717 F.3d 1092, 2013 WL 1867412, 2013 U.S. App. LEXIS 9185
CourtCourt of Appeals for the Tenth Circuit
DecidedMay 6, 2013
Docket11-5102
StatusPublished
Cited by16 cases

This text of 717 F.3d 1092 (Browning v. Trammell) is published on Counsel Stack Legal Research, covering Court of Appeals for the Tenth Circuit primary law. Counsel Stack provides free access to over 12 million legal documents including statutes, case law, regulations, and constitutions.

Bluebook
Browning v. Trammell, 717 F.3d 1092, 2013 WL 1867412, 2013 U.S. App. LEXIS 9185 (10th Cir. 2013).

Opinion

*1094 TYMKOVICH, Circuit Judge.

This appeal requires us to consider the conviction by an Oklahoma jury of Michael Allen Browning for the heinous murder of Harry and Teresa Hye, the parents of his girlfriend Cenessa Tackett. Browning received a death sentence as punishment for these crimes. The Oklahoma Court of Criminal Appeals affirmed this conviction and sentence on direct appeal, Browning v. State of Oklahoma, 134 P.3d 816 (Okla.Ct.Crim.App.2006), and denied post-conviction relief.

What the jury did not know—and the defense attorneys also did not know—was that Tackett, who became the most important witness at trial, had been diagnosed with a severe mental disorder. According to records from her psychiatrist that were in the State’s possession, Tackett blurred reality and fantasy, suffered from memory deficits, tended to project blame onto others, and had an assaultive, combative, and even potentially homicidal disposition.

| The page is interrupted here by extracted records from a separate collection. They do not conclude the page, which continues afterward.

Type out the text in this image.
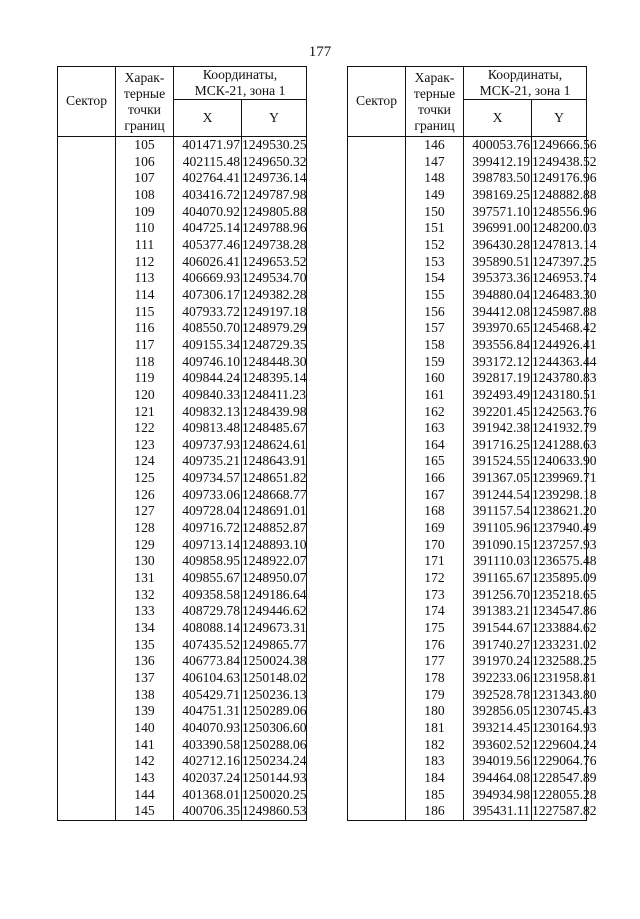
177
Сектор	Харак-
терные
точки
границ	Координаты,
МСК-21, зона 1	
		X	Y
	105	401471.97	1249530.25
	106	402115.48	1249650.32
	107	402764.41	1249736.14
	108	403416.72	1249787.98
	109	404070.92	1249805.88
	110	404725.14	1249788.96
	111	405377.46	1249738.28
	112	406026.41	1249653.52
	113	406669.93	1249534.70
	114	407306.17	1249382.28
	115	407933.72	1249197.18
	116	408550.70	1248979.29
	117	409155.34	1248729.35
	118	409746.10	1248448.30
	119	409844.24	1248395.14
	120	409840.33	1248411.23
	121	409832.13	1248439.98
	122	409813.48	1248485.67
	123	409737.93	1248624.61
	124	409735.21	1248643.91
	125	409734.57	1248651.82
	126	409733.06	1248668.77
	127	409728.04	1248691.01
	128	409716.72	1248852.87
	129	409713.14	1248893.10
	130	409858.95	1248922.07
	131	409855.67	1248950.07
	132	409358.58	1249186.64
	133	408729.78	1249446.62
	134	408088.14	1249673.31
	135	407435.52	1249865.77
	136	406773.84	1250024.38
	137	406104.63	1250148.02
	138	405429.71	1250236.13
	139	404751.31	1250289.06
	140	404070.93	1250306.60
	141	403390.58	1250288.06
	142	402712.16	1250234.24
	143	402037.24	1250144.93
	144	401368.01	1250020.25
	145	400706.35	1249860.53
Сектор	Харак-
терные
точки
границ	Координаты,
МСК-21, зона 1	
		X	Y
	146	400053.76	1249666.56
	147	399412.19	1249438.52
	148	398783.50	1249176.96
	149	398169.25	1248882.88
	150	397571.10	1248556.96
	151	396991.00	1248200.03
	152	396430.28	1247813.14
	153	395890.51	1247397.25
	154	395373.36	1246953.74
	155	394880.04	1246483.30
	156	394412.08	1245987.88
	157	393970.65	1245468.42
	158	393556.84	1244926.41
	159	393172.12	1244363.44
	160	392817.19	1243780.83
	161	392493.49	1243180.51
	162	392201.45	1242563.76
	163	391942.38	1241932.79
	164	391716.25	1241288.63
	165	391524.55	1240633.90
	166	391367.05	1239969.71
	167	391244.54	1239298.18
	168	391157.54	1238621.20
	169	391105.96	1237940.49
	170	391090.15	1237257.93
	171	391110.03	1236575.48
	172	391165.67	1235895.09
	173	391256.70	1235218.65
	174	391383.21	1234547.86
	175	391544.67	1233884.62
	176	391740.27	1233231.02
	177	391970.24	1232588.25
	178	392233.06	1231958.81
	179	392528.78	1231343.80
	180	392856.05	1230745.43
	181	393214.45	1230164.93
	182	393602.52	1229604.24
	183	394019.56	1229064.76
	184	394464.08	1228547.89
	185	394934.98	1228055.28
	186	395431.11	1227587.82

In subsequent federal proceedings, the contents of Tackett’s mental health records came to light, prompting the federal district court to grant a conditional writ of habeas corpus under 28 U.S.C. § 2254(d). The district court reasoned that Tackett’s mental health records were favorable to Browning and material to his defense, especially considering Browning’s trial strategy to paint Tackett herself as complicit in the murders. The- district court therefore ruled that the Constitution obligated the State to disclose those records to Browning before trial pursuant to Brady v. Maryland.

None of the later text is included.